Nous nous approchons des gens, une douzaine, agglutinés au milieu de la rue dans un silence profond;

-Excusez-moi...commence Ethan.

Quelqu'un se retourne vers lui, une femme.

Ses yeux sont rougis par les larmes, et ses traits creusés par le désespoir, sont remplis d'ombres. Ethan a un mouvement de recul. Et moi, j'aperçois ce sur quoi cette femme pleure. C'est un petit cercueil. Une caisse sommaire en bois au couvercle de verre.

La créature la plus adorable que j'ai jamais vue y repose.

- Elles'appelait Evelyn, chuchote la femme éplorée, sans doute la mère. Elle est tombée malade...

Même dans la mort, la fillette est magnifique.
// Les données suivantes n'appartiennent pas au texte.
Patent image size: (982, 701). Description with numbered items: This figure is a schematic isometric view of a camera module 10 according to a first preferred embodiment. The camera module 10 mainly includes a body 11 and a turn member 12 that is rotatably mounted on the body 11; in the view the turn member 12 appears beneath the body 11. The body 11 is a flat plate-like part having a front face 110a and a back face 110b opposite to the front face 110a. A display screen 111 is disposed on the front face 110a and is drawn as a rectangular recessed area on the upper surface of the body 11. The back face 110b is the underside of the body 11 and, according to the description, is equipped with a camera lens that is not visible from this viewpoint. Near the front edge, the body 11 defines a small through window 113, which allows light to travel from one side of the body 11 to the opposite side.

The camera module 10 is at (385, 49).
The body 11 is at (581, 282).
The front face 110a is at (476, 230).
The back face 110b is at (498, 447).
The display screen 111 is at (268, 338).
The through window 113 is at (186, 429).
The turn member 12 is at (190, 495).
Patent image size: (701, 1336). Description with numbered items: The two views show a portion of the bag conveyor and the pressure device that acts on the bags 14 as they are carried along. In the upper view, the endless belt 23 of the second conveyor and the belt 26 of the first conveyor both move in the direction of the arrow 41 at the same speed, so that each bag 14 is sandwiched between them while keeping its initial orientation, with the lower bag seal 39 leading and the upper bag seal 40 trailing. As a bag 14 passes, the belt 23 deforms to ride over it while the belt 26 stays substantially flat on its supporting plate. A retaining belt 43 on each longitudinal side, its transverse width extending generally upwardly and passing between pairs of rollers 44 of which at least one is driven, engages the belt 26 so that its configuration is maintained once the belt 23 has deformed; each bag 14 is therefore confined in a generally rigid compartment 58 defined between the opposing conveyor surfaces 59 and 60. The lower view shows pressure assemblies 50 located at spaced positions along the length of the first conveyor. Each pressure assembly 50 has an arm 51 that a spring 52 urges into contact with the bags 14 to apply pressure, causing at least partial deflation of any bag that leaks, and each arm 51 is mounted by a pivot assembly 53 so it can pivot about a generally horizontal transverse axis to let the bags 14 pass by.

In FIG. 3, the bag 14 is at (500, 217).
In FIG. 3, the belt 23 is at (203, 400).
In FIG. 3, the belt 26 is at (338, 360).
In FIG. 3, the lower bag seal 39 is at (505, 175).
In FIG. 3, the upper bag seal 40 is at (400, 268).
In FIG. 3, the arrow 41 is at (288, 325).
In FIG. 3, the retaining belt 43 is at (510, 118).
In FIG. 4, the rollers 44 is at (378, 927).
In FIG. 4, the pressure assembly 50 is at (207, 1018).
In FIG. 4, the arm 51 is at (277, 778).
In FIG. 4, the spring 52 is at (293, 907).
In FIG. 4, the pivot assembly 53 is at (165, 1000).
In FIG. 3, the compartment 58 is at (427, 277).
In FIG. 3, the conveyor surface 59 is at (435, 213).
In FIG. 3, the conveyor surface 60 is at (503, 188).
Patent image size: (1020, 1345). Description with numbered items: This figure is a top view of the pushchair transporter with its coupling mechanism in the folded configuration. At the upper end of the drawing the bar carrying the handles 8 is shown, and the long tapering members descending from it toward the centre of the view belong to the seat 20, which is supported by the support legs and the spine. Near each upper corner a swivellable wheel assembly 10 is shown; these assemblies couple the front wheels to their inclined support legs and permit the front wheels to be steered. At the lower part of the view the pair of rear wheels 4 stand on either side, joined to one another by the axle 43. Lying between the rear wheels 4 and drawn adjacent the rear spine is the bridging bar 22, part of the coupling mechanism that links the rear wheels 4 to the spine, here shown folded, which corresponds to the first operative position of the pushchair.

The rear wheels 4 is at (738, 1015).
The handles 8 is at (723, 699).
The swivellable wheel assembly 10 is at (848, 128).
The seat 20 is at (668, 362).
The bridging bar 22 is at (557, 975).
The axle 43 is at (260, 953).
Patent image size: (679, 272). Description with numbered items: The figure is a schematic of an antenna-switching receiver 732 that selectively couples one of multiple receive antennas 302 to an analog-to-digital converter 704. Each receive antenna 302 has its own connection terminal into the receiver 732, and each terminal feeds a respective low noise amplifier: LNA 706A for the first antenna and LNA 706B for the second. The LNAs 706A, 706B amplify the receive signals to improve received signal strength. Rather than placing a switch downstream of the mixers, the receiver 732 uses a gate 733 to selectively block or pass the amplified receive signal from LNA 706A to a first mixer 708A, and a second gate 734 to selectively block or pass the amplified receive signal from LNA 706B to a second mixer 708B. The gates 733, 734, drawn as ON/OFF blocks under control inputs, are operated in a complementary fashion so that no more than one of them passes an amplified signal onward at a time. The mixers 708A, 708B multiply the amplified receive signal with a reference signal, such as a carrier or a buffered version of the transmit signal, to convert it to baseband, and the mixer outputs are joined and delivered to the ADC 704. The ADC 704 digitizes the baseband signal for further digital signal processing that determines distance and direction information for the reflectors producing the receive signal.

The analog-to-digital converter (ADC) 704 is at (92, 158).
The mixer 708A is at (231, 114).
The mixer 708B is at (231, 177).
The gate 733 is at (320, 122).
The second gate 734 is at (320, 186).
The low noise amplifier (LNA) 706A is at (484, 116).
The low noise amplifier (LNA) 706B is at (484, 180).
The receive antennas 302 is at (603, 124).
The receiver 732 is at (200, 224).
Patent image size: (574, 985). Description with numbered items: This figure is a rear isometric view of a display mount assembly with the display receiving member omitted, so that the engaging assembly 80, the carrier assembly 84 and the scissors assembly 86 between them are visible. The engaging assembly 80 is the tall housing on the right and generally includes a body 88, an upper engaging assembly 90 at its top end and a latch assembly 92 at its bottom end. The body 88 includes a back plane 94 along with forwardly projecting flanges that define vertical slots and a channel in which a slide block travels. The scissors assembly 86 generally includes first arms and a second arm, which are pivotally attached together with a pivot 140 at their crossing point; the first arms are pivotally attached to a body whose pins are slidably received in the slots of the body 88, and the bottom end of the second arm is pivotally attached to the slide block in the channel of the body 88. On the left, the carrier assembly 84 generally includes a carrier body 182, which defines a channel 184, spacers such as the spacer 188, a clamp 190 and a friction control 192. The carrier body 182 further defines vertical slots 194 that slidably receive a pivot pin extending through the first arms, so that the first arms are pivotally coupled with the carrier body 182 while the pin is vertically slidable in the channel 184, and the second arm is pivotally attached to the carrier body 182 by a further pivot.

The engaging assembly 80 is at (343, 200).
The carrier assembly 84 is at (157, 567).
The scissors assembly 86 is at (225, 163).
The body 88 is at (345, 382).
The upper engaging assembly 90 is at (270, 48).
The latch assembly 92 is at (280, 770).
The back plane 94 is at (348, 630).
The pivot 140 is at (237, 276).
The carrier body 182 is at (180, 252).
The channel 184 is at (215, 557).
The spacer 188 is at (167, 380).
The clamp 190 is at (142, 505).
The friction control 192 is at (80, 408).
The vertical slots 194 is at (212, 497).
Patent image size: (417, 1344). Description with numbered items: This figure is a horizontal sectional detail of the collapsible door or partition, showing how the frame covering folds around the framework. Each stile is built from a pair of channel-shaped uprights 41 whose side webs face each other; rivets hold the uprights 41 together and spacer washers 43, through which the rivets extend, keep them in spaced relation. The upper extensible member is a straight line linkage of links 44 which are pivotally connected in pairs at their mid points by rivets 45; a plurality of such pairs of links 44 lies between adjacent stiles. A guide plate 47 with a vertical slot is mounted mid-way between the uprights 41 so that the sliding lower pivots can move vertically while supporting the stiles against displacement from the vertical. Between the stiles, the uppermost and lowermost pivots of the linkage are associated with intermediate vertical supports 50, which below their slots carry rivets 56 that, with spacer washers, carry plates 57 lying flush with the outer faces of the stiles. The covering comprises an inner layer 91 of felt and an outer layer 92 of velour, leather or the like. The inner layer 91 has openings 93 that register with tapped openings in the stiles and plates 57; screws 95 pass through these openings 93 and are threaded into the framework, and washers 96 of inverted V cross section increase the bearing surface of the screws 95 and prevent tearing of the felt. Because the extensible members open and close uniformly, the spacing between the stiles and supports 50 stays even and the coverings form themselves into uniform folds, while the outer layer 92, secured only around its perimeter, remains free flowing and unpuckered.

Elle ne doit pas avoir plus de huit ans, mais ses cheveux sont étonnamment longs et propres,tressés de fleurs sauvages.

Elle semble dormir. Mais elle ne dort pas. Je ne ressens plus rien, j'ail'impression qu'un vide que rien ne pourra combler m'a envahie.

Dans la Cité, aucun enfant n'est jamais mort, jamais.

La honte me submerge à nouveau.

C'est presque ma faute si la petite Evelyn est morte...

- Ce n'est pas ta faute, murmure Ethan à mon oreille, comme s'il avait lu dans mes pensées. C'est la faute aux gens du passé. Tu n'y es pour rien, crois moi.

Il reprend d'une voix plus forte, pour s'adresser aux gens en deuil que nous avons abordés :

- Nous sommes désolés de vous avoir dérangés.

- Ce n'est rien, murmure la mère d'Evelyn.

- Je suis navrée pour votre fille, je dis, sans réfléchir.

A ces mots, il se passe quelque chose de vraiment incroyable. La mère de la petite fille se relève, me prend dans ses bras et se met à pleurer, en chuchotant :

-C'était un ange...un ange, vous savez ?

- Oui, je réponds.

- Elle a toujours voulu voir la mer... Et jamais, je n'ai pu l'y emmener...

Je garde le silence.

- Elle est si loin que ça, la mer ? Demande Ethan.

- Non, répond la femme éplorée, mais je n'ai jamais eu le temps de l'y emmener...

Elle finit par relâcher son étreinte.

- Elle rêvait de prendre un bateau et de partir loin d'ici...

- C'est possible ? Demande Ethan, alors que je demeure muette de tristesse.

- C'est possible, affirme la mère d'Evelyn. Mais pour elle, c'est trop tard...

Je vois bien qu'elle fait tout son possible pour contenir ses larmes.

- Nous allons y aller, nous, s'exclame mon ami avec une assurance que je ne lui ai jamais connue. Nous voulons nous aussi prendre un bateau...

Un sourire triste apparaît sur le visage de la mère d'Evelyn.

Elle presse les mains d'Ethan entre les siennes :

-Alors, allez-y. Ne faites pas comme moi, qui ai refusé à ma fille le droit de vivre ses rêves. Allez jusqu'au bout des vôtres.


Nous parvenons au bord de mer le lendemain. Le bruit des vagues s'écrasant sur les rochers refait battre mon cœur resté comme mort depuis la veille.

Je me rends compte à quel point je suis loin de la Cité.

Libre. Comme je l'ai toujours voulu.

Je vois l'horizon.

Et lorsqu'Ethan me prend la main et la serre de toutes ses forces, jamais l'avenir ne m'a paru plus radieux.